Se tiver êxito, a Abrapp inviabilizará medidas do TCU como a que determinou, no último dia 5, a abertura de uma auditoria em caráter de urgência para investigar as causas de uma perda de R$ 14 bilhões no Plano 1 da Previ, fundo que administra a aposentadoria de funcionários do Banco do Brasil.
Uma decisão favorável também anularia dezenas de outros processos em trâmite no tribunal relativos a atos apurados pela operação Greenfield no TCU, braço da Lava Jato que mirou desvios em fundos de pensão em favor de empreiteiras e empresas ligadas às gestões petistas.
A Abrapp sustenta, entre outros argumentos, que os fundos de pensão, embora mantidos em parte com recursos da União, são entidades de direito privado e, por isso, têm autonomia e não podem ser fiscalizados como entes da administração pública. Também alegam que o TCU invade competência da Superintendência Nacional de Previdência Complementar (Previc), órgão regulador do mercado. “A atuação do TCU nesse caso pode levar a uma duplicidade fiscalizatória, comprometendo a eficiência da regulação e gerando desperdício de recursos, além de possíveis entraves operacionais”, diz a entidade, em nota.
Os fundos ligados à Petrobras (Petros), Banco do Brasil (Previ), Caixa Econômica Federal (Funcef) e Correios (Postalis) administram ativos no valor de aproximadamente R$ 510 bilhões. Todos eles são associados à Abrapp, que conta com o apoio de 234 entidades no total.
A maior delas é a Previ, com cerca de R$ 270 bilhões sob gestão. Metade do valor que abastece os planos de aposentadoria sai dos cofres das companhias e o restante, de contribuições feitas pelos funcionários. Ou seja, as duas partes dão contribuições iguais.
Quando a gestão dos fundos causa prejuízos, é preciso realizar o equacionamento do déficit, uma operação em que ambas as partes realizam contribuições extraordinárias equivalentes para recuperar perdas do fundo e garantir os benefícios dos aposentados. Esse processo causa impactos negativos nos balanços das estatais e no bolso dos funcionários ativos e inativos.
Segundo o ministro Walton Alencar, do TCU, que determinou a apuração na Previ, o rendimento sobre os investimentos foi de apenas 1,58% no ano passado.
A ação do TCU faz parte de um processo aberto para averiguar se o fundo cumpriu requisitos técnicos e de governança na indicação de seu atual presidente, João Luiz Fukunaga.
Sindicalista e com formação em História, Fukunaga é funcionário de carreira do Banco do Brasil e não tem experiência na gestão de ativos financeiros.
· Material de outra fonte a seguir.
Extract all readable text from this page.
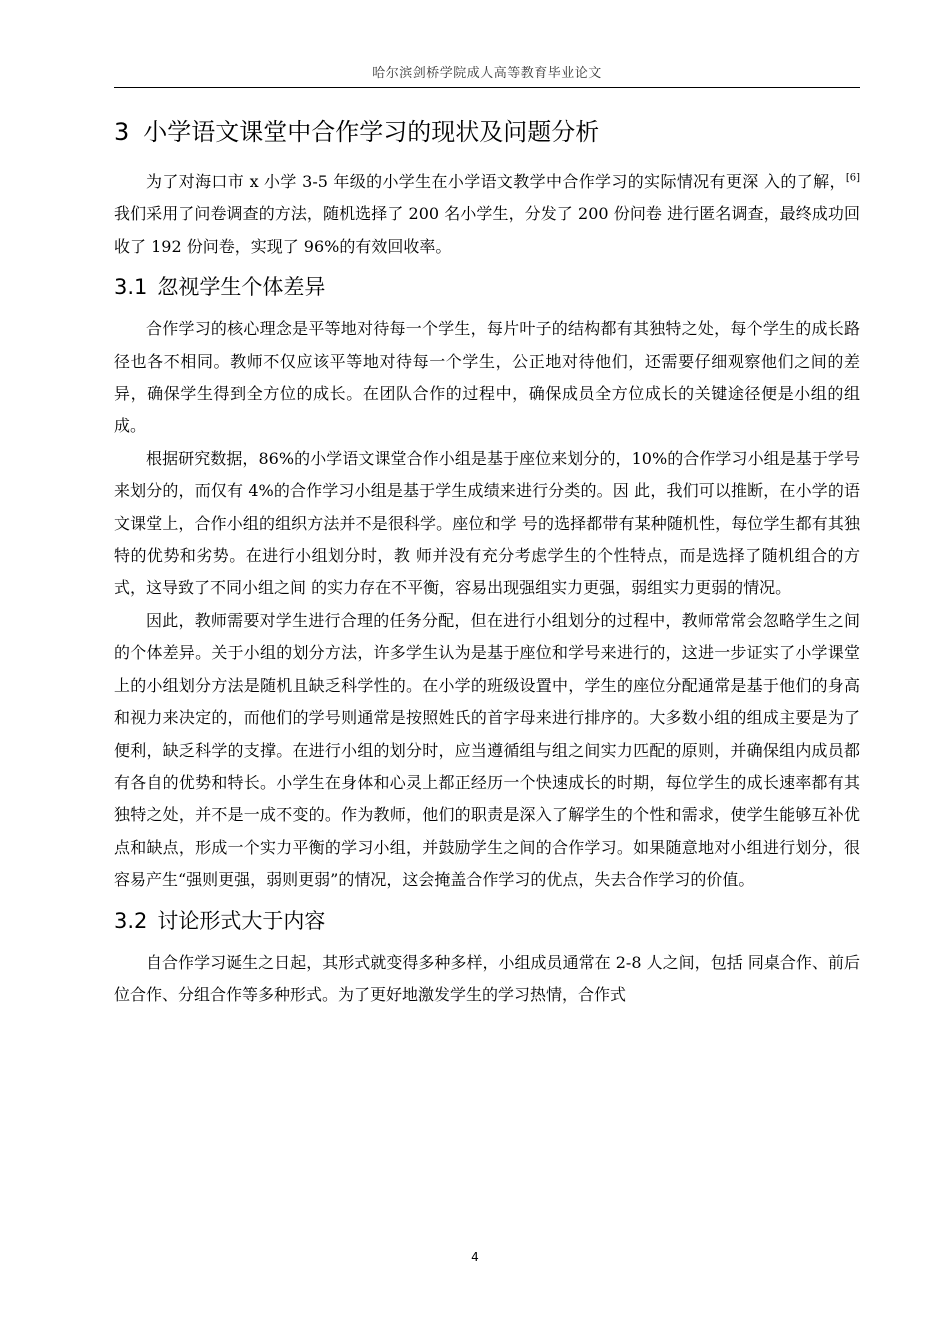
哈尔滨剑桥学院成人高等教育毕业论文
3 小学语文课堂中合作学习的现状及问题分析

为了对海口市 x 小学 3-5 年级的小学生在小学语文教学中合作学习的实际情况有更深 入的了解，[6]我们采用了问卷调查的方法，随机选择了 200 名小学生，分发了 200 份问卷 进行匿名调查，最终成功回收了 192 份问卷，实现了 96%的有效回收率。

3.1 忽视学生个体差异

合作学习的核心理念是平等地对待每一个学生，每片叶子的结构都有其独特之处，每个学生的成长路径也各不相同。教师不仅应该平等地对待每一个学生，公正地对待他们，还需要仔细观察他们之间的差异，确保学生得到全方位的成长。在团队合作的过程中，确保成员全方位成长的关键途径便是小组的组成。

根据研究数据，86%的小学语文课堂合作小组是基于座位来划分的，10%的合作学习小组是基于学号来划分的，而仅有 4%的合作学习小组是基于学生成绩来进行分类的。因 此，我们可以推断，在小学的语文课堂上，合作小组的组织方法并不是很科学。座位和学 号的选择都带有某种随机性，每位学生都有其独特的优势和劣势。在进行小组划分时，教 师并没有充分考虑学生的个性特点，而是选择了随机组合的方式，这导致了不同小组之间 的实力存在不平衡，容易出现强组实力更强，弱组实力更弱的情况。

因此，教师需要对学生进行合理的任务分配，但在进行小组划分的过程中，教师常常会忽略学生之间的个体差异。关于小组的划分方法，许多学生认为是基于座位和学号来进行的，这进一步证实了小学课堂上的小组划分方法是随机且缺乏科学性的。在小学的班级设置中，学生的座位分配通常是基于他们的身高和视力来决定的，而他们的学号则通常是按照姓氏的首字母来进行排序的。大多数小组的组成主要是为了便利，缺乏科学的支撑。在进行小组的划分时，应当遵循组与组之间实力匹配的原则，并确保组内成员都有各自的优势和特长。小学生在身体和心灵上都正经历一个快速成长的时期，每位学生的成长速率都有其独特之处，并不是一成不变的。作为教师，他们的职责是深入了解学生的个性和需求，使学生能够互补优点和缺点，形成一个实力平衡的学习小组，并鼓励学生之间的合作学习。如果随意地对小组进行划分，很容易产生“强则更强，弱则更弱”的情况，这会掩盖合作学习的优点，失去合作学习的价值。

3.2 讨论形式大于内容

自合作学习诞生之日起，其形式就变得多种多样，小组成员通常在 2-8 人之间，包括 同桌合作、前后位合作、分组合作等多种形式。为了更好地激发学生的学习热情，合作式

4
A Previ nega prejuízo, pois afirma que a perda não foi realizada – ou seja, não houve venda dos ativos que desvalorizaram, como as ações da Vale.
Em outubro, a Previ tentou, sem sucesso, barrar o processo no TCU sobre a indicação de Fukunaga. A alegação era de que a Corte deveria esperar a conclusão de outro processo, que criou um grupo de trabalho para debater os limites da atuação do órgão na fiscalização dos fundos de pensão. É para essa discussão que Cunha foi escalado para atuar nos bastidores.
Em 2023, ele se reuniu com o então presidente do TCU, Bruno Dantas, para discutir a fiscalização dos fundos de pensão. Também participaram do encontro representantes da Abrapp e da Previc.
Na Ação de Descumprimento de Preceito Fundamental (ADPF) que a Abrapp move no STF, sob relatoria do ministro Luiz Fux, o escritório Ophir Cavalcante Advogados Associados, do qual Cunha é sócio, não consta como representante. Atualmente, o processo se encontra concluso para decisão do relator. (Estadão Conteúdo)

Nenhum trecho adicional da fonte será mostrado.